I’m always a little leery of a stack diagram that shows ‘systems’ living at some level of the stack.  For example, a diagram that shows a series of different application user interfaces at the U/I layer, and then workflow services somewhere further down the stack. 

What makes me leery is the fiction of the diagram.  Yes, workflow services are called by the business layer of an application, and we want to make it clear where that integration lies.  But a workflow system has a user interface, middleware, and database.  It is an application in its own right, and if we were looking at a diagram of the workflow system, we’d see components living at every level of the stack.

Therefore, while the Integration to a workflow system may live at a particular level of the stack, the workflow system  itself is not at that level of the diagram.   

I guess I’m just a little cautious of these diagrams.  I’m supposed to be communicating to developers and other folks.  How well am I communicating if it isn’t clear that the service interface is simply an integration end point?

SQL Server has the same issues yet I don’t mind that one.  Not sure why.  Perhaps I’m just not used to seeing systems that don’t provide an entire layer. 

Your opinion?

By Nick Malik

Former CIO and present Strategic Architect, Nick Malik is a Seattle based business and technology advisor with over 30 years of professional experience in management, systems, and technology.
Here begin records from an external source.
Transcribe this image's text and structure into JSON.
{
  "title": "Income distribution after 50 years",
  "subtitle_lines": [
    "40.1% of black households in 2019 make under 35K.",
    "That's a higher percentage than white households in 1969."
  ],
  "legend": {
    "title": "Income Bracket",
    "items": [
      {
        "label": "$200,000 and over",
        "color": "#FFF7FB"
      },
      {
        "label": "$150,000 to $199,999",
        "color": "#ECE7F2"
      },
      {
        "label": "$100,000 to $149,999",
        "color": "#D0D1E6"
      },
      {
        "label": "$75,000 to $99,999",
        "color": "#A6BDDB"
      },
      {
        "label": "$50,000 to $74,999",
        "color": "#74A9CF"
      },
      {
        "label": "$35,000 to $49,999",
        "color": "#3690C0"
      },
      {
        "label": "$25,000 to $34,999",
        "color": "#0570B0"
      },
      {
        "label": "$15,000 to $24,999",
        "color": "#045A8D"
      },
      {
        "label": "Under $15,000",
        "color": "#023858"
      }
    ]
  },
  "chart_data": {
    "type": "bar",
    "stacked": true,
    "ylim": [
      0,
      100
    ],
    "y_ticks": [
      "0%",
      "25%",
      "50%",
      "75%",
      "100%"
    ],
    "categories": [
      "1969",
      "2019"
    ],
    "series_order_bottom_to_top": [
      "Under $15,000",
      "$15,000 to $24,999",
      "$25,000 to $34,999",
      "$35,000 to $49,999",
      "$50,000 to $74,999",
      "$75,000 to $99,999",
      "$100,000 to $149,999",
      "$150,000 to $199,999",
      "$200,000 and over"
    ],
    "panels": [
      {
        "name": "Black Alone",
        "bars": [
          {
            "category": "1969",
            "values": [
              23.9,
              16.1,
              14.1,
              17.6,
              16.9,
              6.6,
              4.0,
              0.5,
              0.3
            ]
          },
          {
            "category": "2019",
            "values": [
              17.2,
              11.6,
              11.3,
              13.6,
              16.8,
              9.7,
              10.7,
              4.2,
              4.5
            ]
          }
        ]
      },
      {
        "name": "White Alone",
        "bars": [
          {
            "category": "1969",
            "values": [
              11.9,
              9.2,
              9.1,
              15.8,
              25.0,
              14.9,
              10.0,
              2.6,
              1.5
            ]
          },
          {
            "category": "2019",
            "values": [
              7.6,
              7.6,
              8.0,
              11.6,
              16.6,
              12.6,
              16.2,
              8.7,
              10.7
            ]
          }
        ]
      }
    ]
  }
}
He is the co-author of the influential paper "Perspectives on Enterprise Architecture" with Dr. Brian Cameron that effectively defined modern Enterprise Architecture practices, and he is frequent speaker at public gatherings on Enterprise Architecture and related topics. He coauthored a book on Visual Storytelling with Martin Sykes and Mark West titled "Stories That Move Mountains".

2 thoughts on “Be careful of the 'stack' diagram”
  1. I think stack diagrams can be useful for VERY high level communication where you are just getting a ROUGH idea for the LARGE components/systems/boundaries of a system.  

    You certainly would architecture/design/code a system just based off of stack diagrams, in fact, I am not even sure if the audience is purely on the technical side, but more in selling the idea to stakeholders.

  2. I see your point, Patrick.  I guess the problem I have is one of consistency.  What do I succeed in communicating if I create a diagram that is not valid from a technical viewpoint?  Even if I am just sharing with the business (especially).  

    Just because other architects have used stack diagrams, if they have no technical validity, why use them?